This is indeed strange, it seems the file discovery is not working, as in the plugin considers that the folders do not contain any images, hence the warning message.
There is no "strict" file structure, the plugin expects one "image" and one "label" folders, with the same number of .tif files in each and matching order when sorted alphabetically.
What confuses me further is that it seemed to work previously with your original files.
Do you have any other outputs from the terminal that are not shown in the log ? There may be more info there; if there isn't perhaps we can enable debug logging to get some more detailed info.
Cases where the plugin would fail to register image files that come to my mind would be :
- Something went wrong with the fragment utility : are you able to open files in napari ? Do they look to be the correct size ?
You can useviewer.layers.selection.active.data.shape
in the napari console to check the shape of the selected layer (click on it first) - Is the file type ".tif" ? (I think there might have been an issue with ".tiff" files not being recognized sometime ago, but if I'm not mistaken it should be fixed)
Please let me know if that helps, otherwise I can quickly work on enabling debug logging.
Sorry for the continued trouble,
Cyril
Hello @NickDiNapoli,
I will close this for now, please let me know if you need further help with your issue
Best,
Cyril
Hi @C-Achard,
I did have a mismatch in the number of files because some of the stacks caused an error during fragmentation (a separate issue but I am ignoring for now and skipping the inclusion of those tiles).

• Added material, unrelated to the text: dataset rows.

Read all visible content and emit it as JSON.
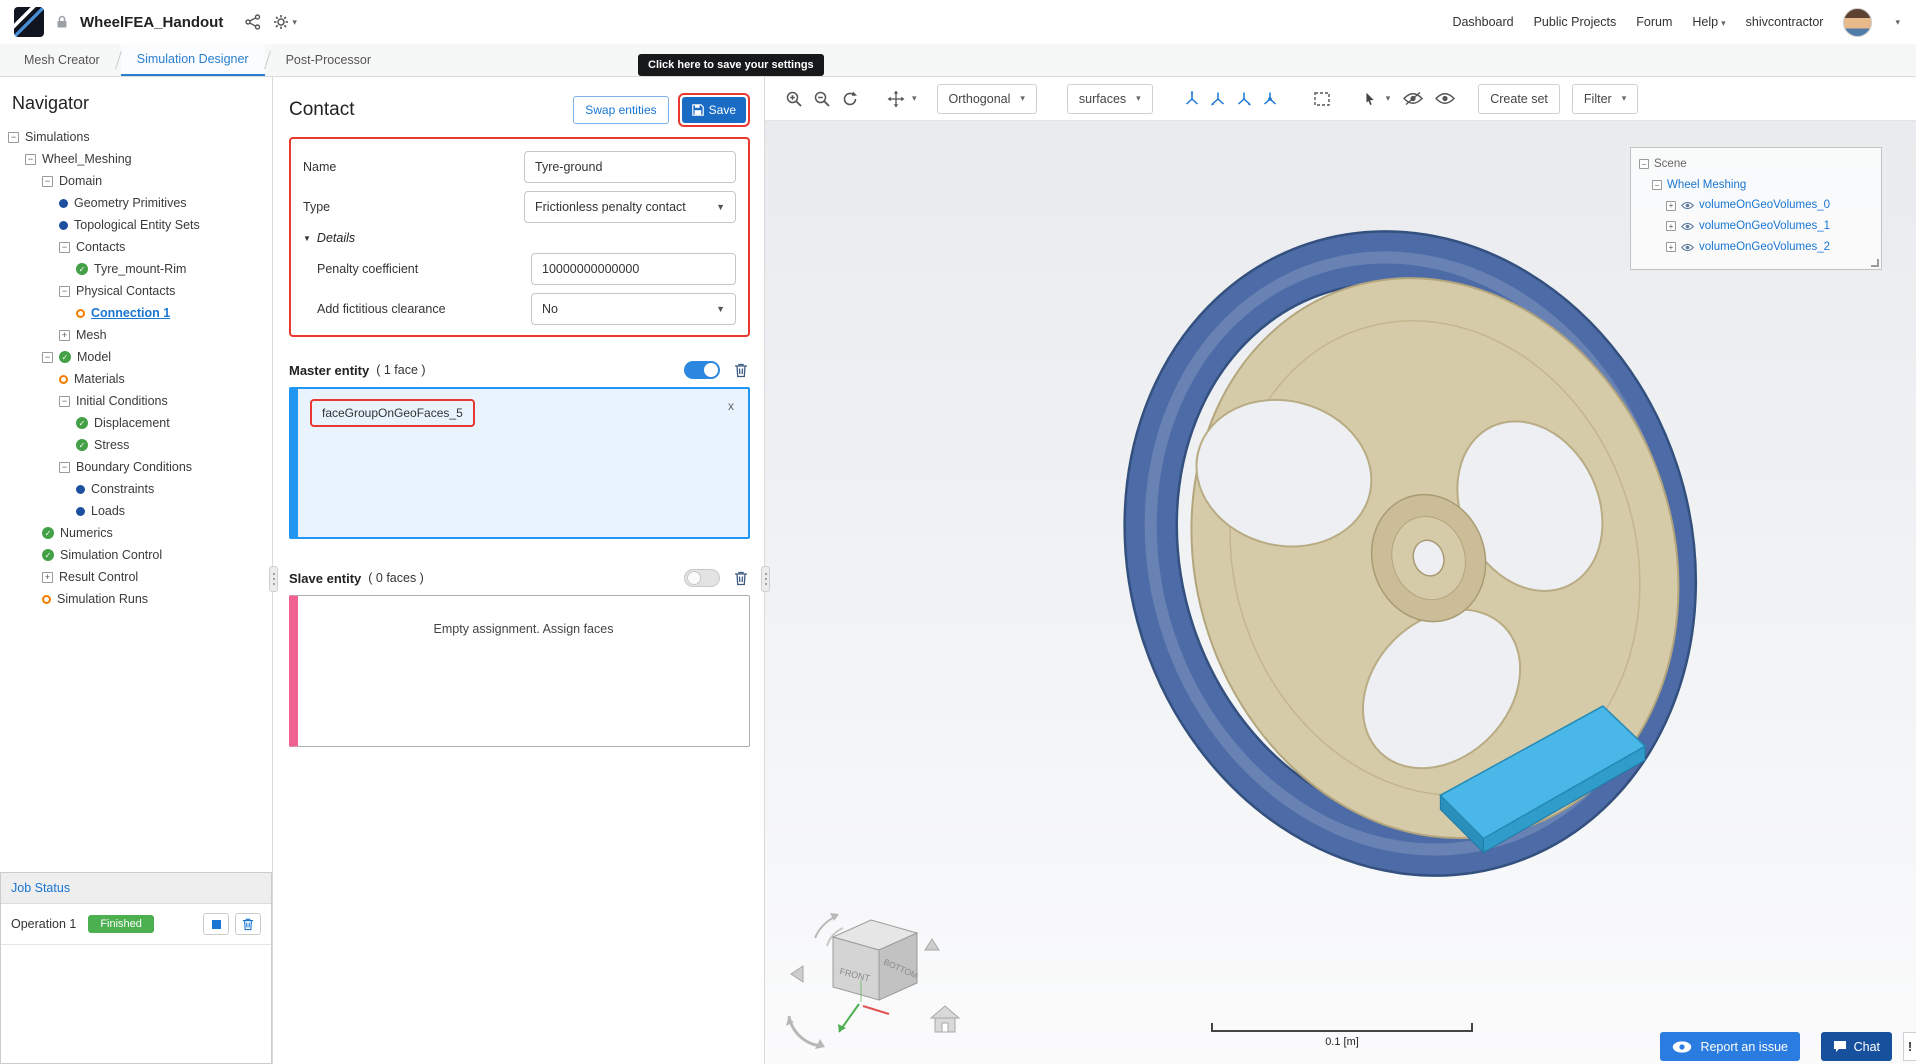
{
  "header": {
    "title": "WheelFEA_Handout",
    "links": [
      "Dashboard",
      "Public Projects",
      "Forum",
      "Help"
    ],
    "username": "shivcontractor"
  },
  "tabs": {
    "items": [
      "Mesh Creator",
      "Simulation Designer",
      "Post-Processor"
    ],
    "active_index": 1
  },
  "tooltip_text": "Click here to save your settings",
  "navigator": {
    "title": "Navigator",
    "tree": [
      {
        "label": "Simulations",
        "level": 0,
        "expander": "minus",
        "status": null,
        "selected": false
      },
      {
        "label": "Wheel_Meshing",
        "level": 1,
        "expander": "minus",
        "status": null,
        "selected": false
      },
      {
        "label": "Domain",
        "level": 2,
        "expander": "minus",
        "status": null,
        "selected": false
      },
      {
        "label": "Geometry Primitives",
        "level": 3,
        "expander": null,
        "status": "blue",
        "selected": false
      },
      {
        "label": "Topological Entity Sets",
        "level": 3,
        "expander": null,
        "status": "blue",
        "selected": false
      },
      {
        "label": "Contacts",
        "level": 3,
        "expander": "minus",
        "status": null,
        "selected": false
      },
      {
        "label": "Tyre_mount-Rim",
        "level": 4,
        "expander": null,
        "status": "check",
        "selected": false
      },
      {
        "label": "Physical Contacts",
        "level": 3,
        "expander": "minus",
        "status": null,
        "selected": false
      },
      {
        "label": "Connection 1",
        "level": 4,
        "expander": null,
        "status": "orange",
        "selected": true
      },
      {
        "label": "Mesh",
        "level": 3,
        "expander": "plus",
        "status": null,
        "selected": false
      },
      {
        "label": "Model",
        "level": 2,
        "expander": "minus",
        "status": "check",
        "selected": false
      },
      {
        "label": "Materials",
        "level": 3,
        "expander": null,
        "status": "orange",
        "selected": false
      },
      {
        "label": "Initial Conditions",
        "level": 3,
        "expander": "minus",
        "status": null,
        "selected": false
      },
      {
        "label": "Displacement",
        "level": 4,
        "expander": null,
        "status": "check",
        "selected": false
      },
      {
        "label": "Stress",
        "level": 4,
        "expander": null,
        "status": "check",
        "selected": false
      },
      {
        "label": "Boundary Conditions",
        "level": 3,
        "expander": "minus",
        "status": null,
        "selected": false
      },
      {
        "label": "Constraints",
        "level": 4,
        "expander": null,
        "status": "blue",
        "selected": false
      },
      {
        "label": "Loads",
        "level": 4,
        "expander": null,
        "status": "blue",
        "selected": false
      },
      {
        "label": "Numerics",
        "level": 2,
        "expander": null,
        "status": "check",
        "selected": false
      },
      {
        "label": "Simulation Control",
        "level": 2,
        "expander": null,
        "status": "check",
        "selected": false
      },
      {
        "label": "Result Control",
        "level": 2,
        "expander": "plus",
        "status": null,
        "selected": false
      },
      {
        "label": "Simulation Runs",
        "level": 2,
        "expander": null,
        "status": "orange",
        "selected": false
      }
    ],
    "job_status": {
      "title": "Job Status",
      "operation": "Operation 1",
      "badge": "Finished"
    }
  },
  "contact": {
    "title": "Contact",
    "swap_label": "Swap entities",
    "save_label": "Save",
    "name_label": "Name",
    "name_value": "Tyre-ground",
    "type_label": "Type",
    "type_value": "Frictionless penalty contact",
    "details_label": "Details",
    "penalty_label": "Penalty coefficient",
    "penalty_value": "10000000000000",
    "clearance_label": "Add fictitious clearance",
    "clearance_value": "No",
    "master_label": "Master entity",
    "master_count": "( 1 face )",
    "master_assignment": "faceGroupOnGeoFaces_5",
    "remove_label": "x",
    "slave_label": "Slave entity",
    "slave_count": "( 0 faces )",
    "slave_empty": "Empty assignment. Assign faces"
  },
  "viewport": {
    "orthogonal_label": "Orthogonal",
    "surfaces_label": "surfaces",
    "create_set_label": "Create set",
    "filter_label": "Filter",
    "scene_tree": {
      "root": "Scene",
      "group": "Wheel Meshing",
      "volumes": [
        "volumeOnGeoVolumes_0",
        "volumeOnGeoVolumes_1",
        "volumeOnGeoVolumes_2"
      ]
    },
    "cube_front": "FRONT",
    "cube_bottom": "BOTTOM",
    "scale_label": "0.1 [m]",
    "report_label": "Report an issue",
    "chat_label": "Chat",
    "alert_label": "!"
  },
  "colors": {
    "accent_blue": "#1976d2",
    "active_tab_blue": "#2a7fd0",
    "save_blue": "#1a6bc4",
    "toggle_on_blue": "#2b87e0",
    "master_stripe": "#2196f3",
    "slave_stripe": "#f06292",
    "finished_green": "#4caf50",
    "annotation_red": "#e8382f",
    "tyre_blue": "#4d6ba6",
    "rim_tan": "#d6cba9",
    "plate_cyan": "#49b8e8"
  }
}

I then went back and triple checked the plugin requirements. One folder has image stacks as .tif files of shape (7, 128, 128, 5) and the other has the label stacks of shape (7, 128, 128). These folders now both have the same number of files now. and I can select them for model training. After starting the model training, the tiles are successfully loaded according to the progress bars and shortly after I receive another error. I am copying the logs below. based on your experience, is there still something I am missing or doing wrong in my data preprocessing?

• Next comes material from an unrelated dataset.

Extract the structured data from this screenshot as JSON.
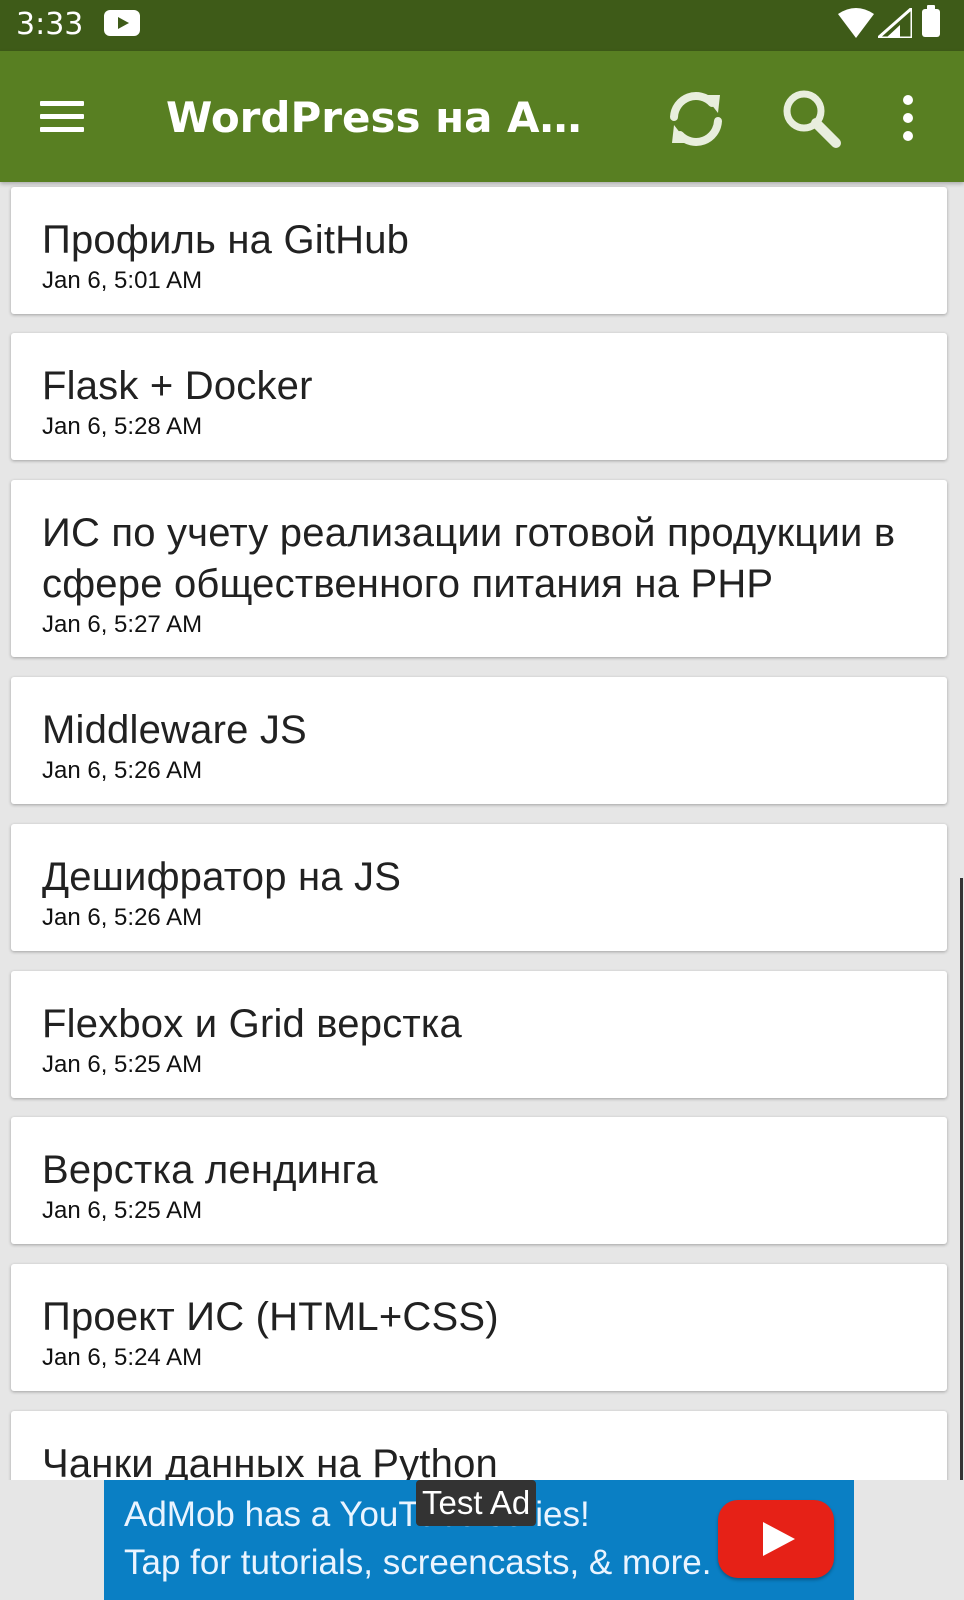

++++++++++++++++++++++++++++++++++++++++++++++++++++++++++++++++++++++++++++++++
17:59:52 INFO Deterministic training is enabled
17:59:52 INFO Seed is 42
17:59:52 INFO Training for 50 epochs
17:59:52 INFO Loss function is : Dice
17:59:52 INFO Validation is performed every 2 epochs
17:59:52 INFO Batch size is 1
17:59:52 INFO Learning rate is 0.001
17:59:52 INFO Using whole images as dataset
17:59:52 INFO ----------
17:59:52 INFO Epoch 1/50
18:00:20 ERROR Error in training
Traceback (most recent call last):
File "c:\users\vizgen\venv\lib\site-packages\napari_cellseg3d\code_models\worker_training.py", line 1513, in train
outputs = model(inputs)
File "c:\users\vizgen\venv\lib\site-packages\torch\nn\modules\module.py", line 1532, in _wrapped_call_impl
return self._call_impl(*args, **kwargs)
File "c:\users\vizgen\venv\lib\site-packages\torch\nn\modules\module.py", line 1541, in _call_impl
return forward_call(*args, **kwargs)
File "c:\users\vizgen\venv\lib\site-packages\napari_cellseg3d\code_models\models\model_SegResNet.py", line 29, in forward
res = SegResNetVAE.forward(self, x)
File "c:\users\vizgen\venv\lib\site-packages\monai\networks\nets\segresnet.py", line 335, in forward
vae_loss = self._get_vae_loss(net_input, vae_input)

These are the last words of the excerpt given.